In some ways, the fears expressed by this Parliament set the tone for the Parliaments of the remainder of the 1420s. No direct taxation was either asked or granted during this assembly, and the last two Parliaments of the reign granted between them only one full subsidy (about £37,000). No further subsidy was granted until the Parliament of December 1429. By then the military situation – the failure of the siege of Orleans and the defeat at the battle of Patay – had turned decidedly if not decisively against the English, and all realistic hope of establishing a dual monarchy in the hands of Henry V’s young son, Henry VI, had been lost.
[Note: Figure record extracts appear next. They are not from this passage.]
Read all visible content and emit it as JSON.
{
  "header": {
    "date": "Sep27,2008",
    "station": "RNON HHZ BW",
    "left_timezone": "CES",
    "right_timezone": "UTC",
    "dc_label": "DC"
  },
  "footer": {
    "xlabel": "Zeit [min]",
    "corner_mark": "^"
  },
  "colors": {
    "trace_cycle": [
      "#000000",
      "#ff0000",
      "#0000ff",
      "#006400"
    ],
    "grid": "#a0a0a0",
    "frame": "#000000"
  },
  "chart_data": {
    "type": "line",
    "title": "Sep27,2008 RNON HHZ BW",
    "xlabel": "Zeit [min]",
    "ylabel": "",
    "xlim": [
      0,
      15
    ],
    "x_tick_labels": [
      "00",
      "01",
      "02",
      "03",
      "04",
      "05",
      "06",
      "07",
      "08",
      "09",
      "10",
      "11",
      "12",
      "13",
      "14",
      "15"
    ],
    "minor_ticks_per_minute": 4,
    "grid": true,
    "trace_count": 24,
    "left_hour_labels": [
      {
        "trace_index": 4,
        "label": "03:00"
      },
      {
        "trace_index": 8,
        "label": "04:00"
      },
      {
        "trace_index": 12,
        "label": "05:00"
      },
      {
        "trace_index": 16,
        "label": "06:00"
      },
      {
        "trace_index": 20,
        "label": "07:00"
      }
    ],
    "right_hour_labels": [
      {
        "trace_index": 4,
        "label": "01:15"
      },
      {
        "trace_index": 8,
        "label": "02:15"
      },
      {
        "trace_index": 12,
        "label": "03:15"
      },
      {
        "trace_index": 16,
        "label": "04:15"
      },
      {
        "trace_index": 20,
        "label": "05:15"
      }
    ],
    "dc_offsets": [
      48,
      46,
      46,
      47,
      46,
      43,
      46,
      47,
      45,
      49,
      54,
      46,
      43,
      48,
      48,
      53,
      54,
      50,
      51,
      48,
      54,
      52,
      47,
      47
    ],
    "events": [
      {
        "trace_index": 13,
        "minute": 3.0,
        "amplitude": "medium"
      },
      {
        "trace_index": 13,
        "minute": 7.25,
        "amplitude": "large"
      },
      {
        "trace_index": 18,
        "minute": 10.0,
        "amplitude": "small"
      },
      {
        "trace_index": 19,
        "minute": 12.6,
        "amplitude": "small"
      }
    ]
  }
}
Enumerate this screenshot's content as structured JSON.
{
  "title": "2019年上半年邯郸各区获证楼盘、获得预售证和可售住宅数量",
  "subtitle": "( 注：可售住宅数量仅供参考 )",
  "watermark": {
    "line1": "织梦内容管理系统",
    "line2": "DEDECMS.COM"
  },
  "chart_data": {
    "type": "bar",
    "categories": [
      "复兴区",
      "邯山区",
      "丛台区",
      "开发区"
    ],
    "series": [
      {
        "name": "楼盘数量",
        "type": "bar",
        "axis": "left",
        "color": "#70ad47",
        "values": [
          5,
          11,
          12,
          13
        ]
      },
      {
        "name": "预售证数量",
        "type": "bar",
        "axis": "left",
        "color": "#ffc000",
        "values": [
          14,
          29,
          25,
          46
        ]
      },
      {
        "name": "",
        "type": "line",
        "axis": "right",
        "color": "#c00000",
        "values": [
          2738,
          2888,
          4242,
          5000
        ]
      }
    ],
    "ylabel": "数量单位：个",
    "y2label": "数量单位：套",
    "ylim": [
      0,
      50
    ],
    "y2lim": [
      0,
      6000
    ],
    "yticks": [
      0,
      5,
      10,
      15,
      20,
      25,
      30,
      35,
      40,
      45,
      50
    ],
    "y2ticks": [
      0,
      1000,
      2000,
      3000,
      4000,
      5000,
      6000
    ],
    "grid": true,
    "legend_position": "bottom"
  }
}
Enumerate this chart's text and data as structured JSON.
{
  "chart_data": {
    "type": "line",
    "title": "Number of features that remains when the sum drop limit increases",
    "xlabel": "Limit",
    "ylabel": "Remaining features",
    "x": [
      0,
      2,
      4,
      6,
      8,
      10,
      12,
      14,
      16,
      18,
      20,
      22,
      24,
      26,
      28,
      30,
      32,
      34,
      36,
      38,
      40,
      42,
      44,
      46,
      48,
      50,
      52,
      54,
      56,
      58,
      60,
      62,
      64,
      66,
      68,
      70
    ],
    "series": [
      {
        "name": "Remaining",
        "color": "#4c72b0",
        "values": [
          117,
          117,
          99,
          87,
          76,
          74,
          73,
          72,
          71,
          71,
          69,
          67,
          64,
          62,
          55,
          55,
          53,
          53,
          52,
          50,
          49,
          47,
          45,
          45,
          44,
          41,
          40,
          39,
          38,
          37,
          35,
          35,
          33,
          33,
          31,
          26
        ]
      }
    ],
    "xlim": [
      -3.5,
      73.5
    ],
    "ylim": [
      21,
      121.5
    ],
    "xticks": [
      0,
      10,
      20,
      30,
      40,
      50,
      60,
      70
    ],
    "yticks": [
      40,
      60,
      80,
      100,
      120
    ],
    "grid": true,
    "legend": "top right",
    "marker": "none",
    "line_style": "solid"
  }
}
The Commons may have viewed the loss with indifference, for they had certainly done nothing to make it a reality. Had Henry V not died in August 1422 leaving a baby as his heir, his force of character may have shaken the Commons out of their indifference, but that is a doubtful surmise. By the end of his reign the euphoria of the victory at Agincourt had given way to war-weariness and a conviction, on the part of the Commons, that the defeat of the Dauphin would not be bought with English money.